The reason is: don’t wanna be boring from what I could glean.

"piscina" in Italian means "pool". A library for worker pools simply named "pool" in Italian doesn't seem that strange :)
Piscine Molitor Patel in the Life of Pi was named after the pool in Paris !
Here's my issue with this kind of "magic" API design:

It's not clear when or how serialization happens.

Supposedly at some point the message I am sending to the worker is serialized, but this is not made clear to the user and it's not made clear when this happens.

A well-designed library would synchronously serialize the given object the moment it is passed in or let the user explicitly handle serialization. But I don't think that's what is happening here.

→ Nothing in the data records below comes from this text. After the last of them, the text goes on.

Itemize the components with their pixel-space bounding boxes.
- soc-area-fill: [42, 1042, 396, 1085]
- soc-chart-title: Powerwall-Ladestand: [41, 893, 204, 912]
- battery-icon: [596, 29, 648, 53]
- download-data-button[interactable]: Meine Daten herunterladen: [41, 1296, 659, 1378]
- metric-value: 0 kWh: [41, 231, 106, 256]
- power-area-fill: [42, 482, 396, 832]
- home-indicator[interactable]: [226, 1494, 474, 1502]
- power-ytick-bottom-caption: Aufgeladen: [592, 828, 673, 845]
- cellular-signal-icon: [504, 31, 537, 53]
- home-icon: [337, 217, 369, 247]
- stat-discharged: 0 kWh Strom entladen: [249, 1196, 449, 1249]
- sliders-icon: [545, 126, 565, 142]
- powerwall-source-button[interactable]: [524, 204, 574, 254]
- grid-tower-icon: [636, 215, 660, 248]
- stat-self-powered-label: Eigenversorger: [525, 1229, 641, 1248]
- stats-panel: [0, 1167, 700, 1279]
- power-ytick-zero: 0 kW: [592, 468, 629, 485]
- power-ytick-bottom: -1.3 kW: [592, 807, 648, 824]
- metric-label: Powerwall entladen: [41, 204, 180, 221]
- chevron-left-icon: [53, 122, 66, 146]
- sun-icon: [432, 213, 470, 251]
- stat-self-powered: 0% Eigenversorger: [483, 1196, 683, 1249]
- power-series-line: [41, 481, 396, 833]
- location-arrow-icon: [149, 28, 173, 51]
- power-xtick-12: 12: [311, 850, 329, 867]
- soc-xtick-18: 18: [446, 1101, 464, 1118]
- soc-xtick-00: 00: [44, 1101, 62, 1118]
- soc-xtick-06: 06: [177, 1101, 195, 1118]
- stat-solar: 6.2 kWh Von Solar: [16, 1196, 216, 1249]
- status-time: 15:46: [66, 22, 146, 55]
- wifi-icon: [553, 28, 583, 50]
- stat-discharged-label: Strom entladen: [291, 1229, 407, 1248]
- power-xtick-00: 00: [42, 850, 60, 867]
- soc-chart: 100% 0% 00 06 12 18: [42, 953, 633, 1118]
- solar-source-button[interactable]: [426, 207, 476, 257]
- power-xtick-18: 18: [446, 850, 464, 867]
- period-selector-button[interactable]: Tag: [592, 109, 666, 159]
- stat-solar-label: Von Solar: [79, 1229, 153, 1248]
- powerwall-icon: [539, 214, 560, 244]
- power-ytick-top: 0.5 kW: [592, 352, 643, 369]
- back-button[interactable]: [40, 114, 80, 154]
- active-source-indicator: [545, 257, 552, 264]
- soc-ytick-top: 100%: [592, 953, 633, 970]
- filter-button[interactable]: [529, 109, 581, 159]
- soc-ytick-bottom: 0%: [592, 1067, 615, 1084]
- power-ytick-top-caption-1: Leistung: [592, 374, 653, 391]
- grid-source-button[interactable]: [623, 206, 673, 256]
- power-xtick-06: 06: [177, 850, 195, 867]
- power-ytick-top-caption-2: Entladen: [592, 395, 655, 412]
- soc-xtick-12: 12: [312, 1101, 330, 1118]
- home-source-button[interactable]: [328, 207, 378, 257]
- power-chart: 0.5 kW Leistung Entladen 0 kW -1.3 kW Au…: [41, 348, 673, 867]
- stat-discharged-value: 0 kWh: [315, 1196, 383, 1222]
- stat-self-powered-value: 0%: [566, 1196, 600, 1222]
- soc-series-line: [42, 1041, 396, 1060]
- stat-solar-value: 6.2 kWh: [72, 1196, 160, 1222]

It appears messages are serialized only eventually and when they are finally sent off to a worker.

If you accidentally pass mutable state in here, you're in for a really confusing and fun debugging session. Likely it'll be a production-only bug too, because during development and testing you're unlikely to have the kind of message volume required to run into some modified-before-sent condition.

CTRL-F "mutable" and CTRL-F "serialize" gives no results, so I don't think the designers thought of this or thought to warn users.

I definitely ran into some serialization issues when trying Piscina a while ago. Returning generated images from the workers would keep getting slower and slower until the overhead of data exchange was 20x the time it took to generate it.

I discovered through trial and error that returning image bytes directly would incur this ever increasing overhead, btu creating a binary buffer and returning that would not. It was just a pet weekend project, so I never did discover what was causing the issue.

Interesting that it's written in typescript and the readme doesn't mention using it with typescript. I ran into annoyances with this recently trying out nodes worker threads in a typescript project. I was running with ts-node, but the worker thread didn't know how to load a typescript file. There are some workarounds but they're not elegant.